J Blakeson hatte sich dem Thema, was Geld mit Menschen macht, bereits in seinem vielgelobten Regiedebüt „Spurlos – Die Entführung der Alice Creed“ (2009) gewidmet. Darin hintergingen sich zwei Entführer für ein paar Millionen – und aus Eifersucht. Hier nun dreht er seine künstlerische Beobachtung über die Gier ein Stück weiter, denkt konsequent zu Ende, was in einer Gesellschaft passiert, in der das Streben nach dem eigenen Glück alle Regeln außer Kraft setzt.
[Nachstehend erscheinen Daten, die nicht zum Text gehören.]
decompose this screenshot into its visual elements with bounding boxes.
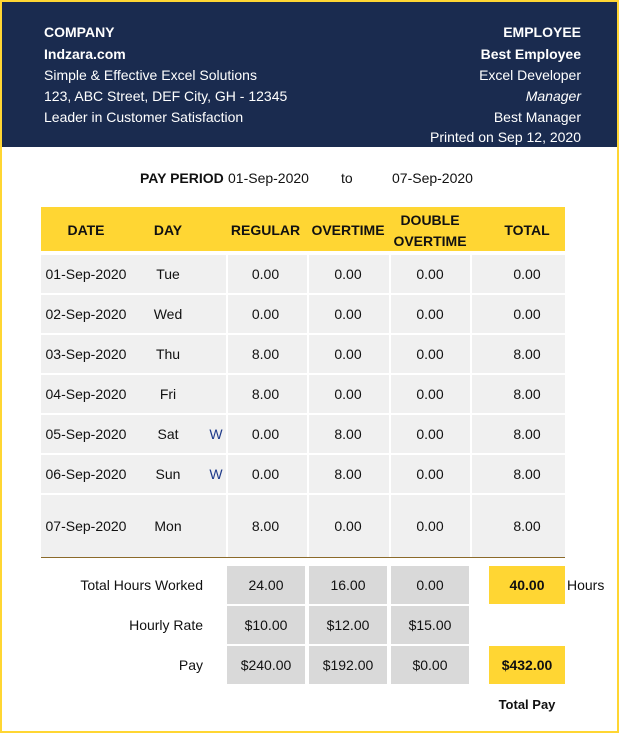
column-divider <box>389 375 391 413</box>
rate-regular: $10.00 <box>227 606 305 644</box>
cell-regular: 0.00 <box>251 466 280 482</box>
column-divider <box>470 295 472 333</box>
cell-date: 04-Sep-2020 <box>45 386 127 402</box>
column-divider <box>470 415 472 453</box>
employee-name: Best Employee <box>480 46 581 62</box>
table-row <box>41 375 565 413</box>
column-divider <box>307 295 309 333</box>
column-divider <box>389 495 391 557</box>
cell-overtime: 0.00 <box>334 266 362 282</box>
cell-regular: 0.00 <box>251 266 280 282</box>
table-row <box>41 495 565 557</box>
cell-regular: 8.00 <box>251 518 280 534</box>
company-tagline: Simple & Effective Excel Solutions <box>44 67 257 83</box>
cell-day: Fri <box>159 386 177 402</box>
header-total: TOTAL <box>504 222 550 238</box>
company-heading: COMPANY <box>44 24 115 40</box>
cell-overtime: 0.00 <box>334 346 362 362</box>
hours-regular: 24.00 <box>227 566 305 604</box>
rate-double: $15.00 <box>391 606 469 644</box>
cell-regular: 0.00 <box>251 426 280 442</box>
cell-total: 8.00 <box>513 346 541 362</box>
manager-name: Best Manager <box>493 109 581 125</box>
cell-flag: W <box>209 426 223 442</box>
cell-date: 01-Sep-2020 <box>45 266 127 282</box>
cell-double: 0.00 <box>416 386 444 402</box>
header-date: DATE <box>67 222 105 238</box>
rate-overtime: $12.00 <box>309 606 387 644</box>
column-divider <box>470 495 472 557</box>
column-divider <box>226 335 228 373</box>
cell-total: 0.00 <box>513 266 541 282</box>
pay-period-end: 07-Sep-2020 <box>392 170 473 186</box>
cell-total: 0.00 <box>513 306 541 322</box>
cell-date: 02-Sep-2020 <box>45 306 127 322</box>
column-divider <box>307 255 309 293</box>
cell-overtime: 0.00 <box>334 518 362 534</box>
column-divider <box>389 455 391 493</box>
column-divider <box>470 375 472 413</box>
column-divider <box>226 415 228 453</box>
employee-title: Excel Developer <box>479 67 581 83</box>
cell-double: 0.00 <box>416 306 444 322</box>
pay-period-label: PAY PERIOD <box>140 170 224 186</box>
table-row <box>41 255 565 293</box>
cell-day: Tue <box>156 266 180 282</box>
column-divider <box>307 495 309 557</box>
header-day: DAY <box>153 222 183 238</box>
column-divider <box>470 255 472 293</box>
table-row <box>41 415 565 453</box>
company-address: 123, ABC Street, DEF City, GH - 12345 <box>44 88 288 104</box>
table-bottom-rule <box>41 557 565 558</box>
cell-overtime: 8.00 <box>334 466 362 482</box>
hourly-rate-label: Hourly Rate <box>129 617 203 633</box>
cell-double: 0.00 <box>416 426 444 442</box>
cell-date: 06-Sep-2020 <box>45 466 127 482</box>
column-divider <box>226 255 228 293</box>
cell-double: 0.00 <box>416 466 444 482</box>
header-overtime: OVERTIME <box>311 222 385 238</box>
cell-date: 05-Sep-2020 <box>45 426 127 442</box>
header-double-line1: DOUBLE <box>400 212 460 228</box>
pay-label: Pay <box>178 657 203 673</box>
table-row <box>41 335 565 373</box>
cell-flag: W <box>209 466 223 482</box>
printed-date: Printed on Sep 12, 2020 <box>429 129 581 145</box>
pay-regular: $240.00 <box>227 646 305 684</box>
cell-regular: 0.00 <box>251 306 280 322</box>
column-divider <box>470 335 472 373</box>
header-double-line2: OVERTIME <box>393 233 467 249</box>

So wie einige BWL-Studenten Leonardo DiCaprios „Wolf of Wall Street“ und die Incel-Subkultur Joaquin Phoenix’ „Joker“ aufgrund der Inszenierung als Helden missverstanden haben, könnte auch die Figur der Marla als Heldin durchgehen. Wäre da nicht das Ende. Denn gerade als es nach fast zwei Stunden so aussieht, als könnte die zynische Weltsicht der Gauner gewinnen, wird die These von den Löwen und Lämmern noch um ein entscheidendes Stück ergänzt: Wenn man so handelt, als gelten die Regeln einer Gesellschaft nicht für einen selbst, dann kann es passieren, dass diejenigen, die man eigennützig übers Ohr gehauen hat, sich ebenso kaltblütig rächen. Das ist dann nicht mehr lustig, aber konsequent in seiner Betrachtung.

„I Care a Lot“ ist bei Netflix abrufbar.